Pagare con carta è ormai un gesto istintivo: un tap sul terminale e la transazione va a buon fine. Ma per chi sta dall’altra parte del bancone, quel gesto ha un prezzo. Ogni operazione con il POS comporta una commissione, piccola ma costante, che riduce i margini di guadagno e incide sul bilancio di negozianti, artigiani e professionisti. Per rendere meno pesante questa voce di spesa, lo Stato ha introdotto il Bonus Pos, un credito d’imposta che consente di recuperare fino al 30% delle commissioni sui pagamenti elettronici. Una misura nata per incentivare l’uso della moneta digitale, ma anche — e soprattutto — per aumentare la tracciabilità dei flussi di denaro, arma centrale nella lotta all’evasione fiscale.
L’Italia verso l’obbligo totale di tracciabilità
La direzione del Governo è chiara: più pagamenti elettronici, meno contante. L’obiettivo è ridurre l’economia sommersa, che in Italia vale ancora oltre 170 miliardi di euro, secondo le stime Istat. Proprio per questo, dal 1° gennaio 2026, scatterà l’obbligo di collegare il Pos direttamente al registratore di cassa, così da rendere immediato il tracciamento delle operazioni. Un passo in avanti per l’amministrazione fiscale, ma una complicazione in più per chi gestisce un’attività. Le commissioni, infatti, restano a carico degli esercenti: una percentuale apparentemente minima che, moltiplicata per centinaia di transazioni, può pesare in modo non trascurabile su bar, tabaccai o piccoli esercizi commerciali.

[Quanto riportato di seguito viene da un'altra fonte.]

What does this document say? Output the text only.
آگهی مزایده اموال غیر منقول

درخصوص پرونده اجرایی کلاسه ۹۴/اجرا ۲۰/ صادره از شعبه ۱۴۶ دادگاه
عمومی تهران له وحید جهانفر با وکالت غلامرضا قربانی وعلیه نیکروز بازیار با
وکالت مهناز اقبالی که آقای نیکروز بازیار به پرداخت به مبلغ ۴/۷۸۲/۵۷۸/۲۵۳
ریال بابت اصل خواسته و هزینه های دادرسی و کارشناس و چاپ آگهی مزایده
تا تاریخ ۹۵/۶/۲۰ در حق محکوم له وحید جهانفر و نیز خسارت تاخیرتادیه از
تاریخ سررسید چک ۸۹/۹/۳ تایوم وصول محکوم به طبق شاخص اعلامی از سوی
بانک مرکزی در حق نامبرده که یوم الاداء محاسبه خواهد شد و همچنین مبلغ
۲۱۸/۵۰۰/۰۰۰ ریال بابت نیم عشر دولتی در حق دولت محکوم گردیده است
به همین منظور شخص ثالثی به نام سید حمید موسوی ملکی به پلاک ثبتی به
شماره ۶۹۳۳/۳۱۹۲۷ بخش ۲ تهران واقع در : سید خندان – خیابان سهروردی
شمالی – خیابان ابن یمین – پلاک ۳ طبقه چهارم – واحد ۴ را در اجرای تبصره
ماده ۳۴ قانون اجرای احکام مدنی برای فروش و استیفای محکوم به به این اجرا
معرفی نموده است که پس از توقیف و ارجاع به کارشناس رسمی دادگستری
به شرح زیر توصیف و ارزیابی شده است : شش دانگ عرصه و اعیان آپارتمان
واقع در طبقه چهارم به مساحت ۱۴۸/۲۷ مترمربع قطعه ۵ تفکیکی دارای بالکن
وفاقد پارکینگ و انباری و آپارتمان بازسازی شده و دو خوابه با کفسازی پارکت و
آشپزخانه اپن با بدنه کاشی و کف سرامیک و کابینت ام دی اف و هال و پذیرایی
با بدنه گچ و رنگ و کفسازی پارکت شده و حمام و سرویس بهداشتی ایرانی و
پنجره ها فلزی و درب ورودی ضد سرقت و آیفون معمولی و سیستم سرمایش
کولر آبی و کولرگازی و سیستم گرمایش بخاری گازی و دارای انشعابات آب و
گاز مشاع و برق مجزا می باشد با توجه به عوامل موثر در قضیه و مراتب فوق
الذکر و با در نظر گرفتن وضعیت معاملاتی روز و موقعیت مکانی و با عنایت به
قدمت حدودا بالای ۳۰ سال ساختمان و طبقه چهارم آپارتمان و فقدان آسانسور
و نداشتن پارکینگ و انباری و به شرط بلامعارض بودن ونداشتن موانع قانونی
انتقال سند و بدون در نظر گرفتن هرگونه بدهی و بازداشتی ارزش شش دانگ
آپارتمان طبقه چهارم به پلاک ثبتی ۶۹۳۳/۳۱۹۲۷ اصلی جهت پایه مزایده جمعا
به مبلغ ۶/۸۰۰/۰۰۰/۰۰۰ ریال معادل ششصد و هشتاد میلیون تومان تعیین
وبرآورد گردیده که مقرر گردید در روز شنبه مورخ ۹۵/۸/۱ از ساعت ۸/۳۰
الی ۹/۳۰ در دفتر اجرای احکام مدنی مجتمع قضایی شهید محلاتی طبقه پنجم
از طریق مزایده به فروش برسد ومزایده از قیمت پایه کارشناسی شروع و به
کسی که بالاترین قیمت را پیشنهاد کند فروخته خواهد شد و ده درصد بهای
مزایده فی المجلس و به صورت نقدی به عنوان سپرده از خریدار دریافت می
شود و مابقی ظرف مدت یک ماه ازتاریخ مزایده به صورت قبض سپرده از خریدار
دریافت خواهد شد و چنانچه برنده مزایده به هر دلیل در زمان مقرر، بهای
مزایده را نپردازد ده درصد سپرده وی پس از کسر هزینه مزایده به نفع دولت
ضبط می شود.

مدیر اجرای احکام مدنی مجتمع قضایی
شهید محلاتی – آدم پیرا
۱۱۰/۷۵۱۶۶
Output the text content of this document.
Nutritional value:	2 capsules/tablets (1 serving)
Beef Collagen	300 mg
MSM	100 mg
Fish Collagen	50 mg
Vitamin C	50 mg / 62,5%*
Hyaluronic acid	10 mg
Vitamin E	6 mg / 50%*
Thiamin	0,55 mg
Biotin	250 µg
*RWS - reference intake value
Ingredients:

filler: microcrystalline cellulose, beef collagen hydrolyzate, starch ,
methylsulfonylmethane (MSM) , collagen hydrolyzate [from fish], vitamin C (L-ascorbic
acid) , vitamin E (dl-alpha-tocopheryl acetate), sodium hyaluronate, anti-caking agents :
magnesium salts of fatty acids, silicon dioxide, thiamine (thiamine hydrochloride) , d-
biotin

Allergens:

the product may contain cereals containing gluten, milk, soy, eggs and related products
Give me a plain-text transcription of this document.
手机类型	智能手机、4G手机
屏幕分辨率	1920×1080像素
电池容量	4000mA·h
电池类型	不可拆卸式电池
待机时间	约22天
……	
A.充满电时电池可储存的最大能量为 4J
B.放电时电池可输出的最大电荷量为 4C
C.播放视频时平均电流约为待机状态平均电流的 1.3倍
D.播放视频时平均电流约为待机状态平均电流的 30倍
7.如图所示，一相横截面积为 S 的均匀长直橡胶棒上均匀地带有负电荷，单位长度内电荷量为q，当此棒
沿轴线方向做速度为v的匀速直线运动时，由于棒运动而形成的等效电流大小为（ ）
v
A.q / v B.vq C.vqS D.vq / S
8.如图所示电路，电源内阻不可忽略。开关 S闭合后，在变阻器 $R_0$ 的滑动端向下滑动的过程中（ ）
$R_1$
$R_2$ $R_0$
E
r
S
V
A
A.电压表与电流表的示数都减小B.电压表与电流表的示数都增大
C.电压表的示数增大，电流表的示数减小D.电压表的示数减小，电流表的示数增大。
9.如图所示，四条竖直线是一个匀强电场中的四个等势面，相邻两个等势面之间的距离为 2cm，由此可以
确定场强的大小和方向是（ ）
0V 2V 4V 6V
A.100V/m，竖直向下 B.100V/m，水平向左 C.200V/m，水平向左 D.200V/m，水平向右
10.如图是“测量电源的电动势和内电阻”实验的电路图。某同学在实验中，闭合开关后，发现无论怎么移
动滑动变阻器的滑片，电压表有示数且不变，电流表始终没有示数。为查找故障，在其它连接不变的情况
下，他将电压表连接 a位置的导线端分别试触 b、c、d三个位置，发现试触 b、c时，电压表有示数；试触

Un credito d’imposta pensato per i piccoli operatori
Il Bonus Pos è stato introdotto nel 2019 (articolo 22 del D.L. 124/2019) e reso operativo dal 1° luglio 2020. Inizialmente, durante il periodo Covid, copriva anche il 100% delle spese, ma oggi la quota riconosciuta è del 30% delle commissioni sostenute per transazioni con carte di credito, debito o strumenti digitali. Non tutti però possono beneficiarne. Il credito è riservato a imprese e professionisti con ricavi o compensi non superiori a 400.000 euro annui: in pratica, il mondo delle piccole attività. Per i grandi operatori, invece, resta un costo da assorbire.
Come si richiede e utilizza il Bonus POS
L’agevolazione è automatica, ma richiede attenzione. Il credito maturato può essere utilizzato in compensazione già dal mese successivo alla spesa, compilando il modello F24 e indicando il codice tributo 6916 nella sezione “Erario”. Il credito va poi dichiarato nel modello Redditi, quadro RU, con il codice “H3” e i righi RU5, RU6 e RU12, dove si indicano rispettivamente gli importi maturati, utilizzati e residui. Nel rigo RS401, invece, occorre inserire il “codice aiuto 58”.
Il regime “de minimis”: aiuti sì, ma con limiti
Il Bonus POS rientra nel regime europeo degli aiuti di Stato “de minimis”, che permette ai Paesi membri di concedere incentivi economici alle imprese senza previa autorizzazione della Commissione Europea. Ma ci sono dei limiti: dal 1° gennaio 2024, il tetto massimo cumulabile è di 300.000 euro in tre anni, contro i 200.000 previsti in precedenza. In pratica, si tratta di aiuti modesti, che non alterano la concorrenza tra imprese né il funzionamento del mercato interno europeo.
Adempimenti per i gestori e trasparenza per gli esercenti
Le società che gestiscono i terminali POS hanno l’obbligo di comunicare all’Agenzia delle Entrate, entro il giorno 20 del mese successivo, i dati delle operazioni effettuate: codice fiscale dell’esercente, mese e anno di
riferimento, numero totale delle transazioni e ammontare delle commissioni applicate. Questi dati vengono poi trasmessi anche agli esercenti, che possono così calcolare con precisione l’importo del credito d’imposta spettante.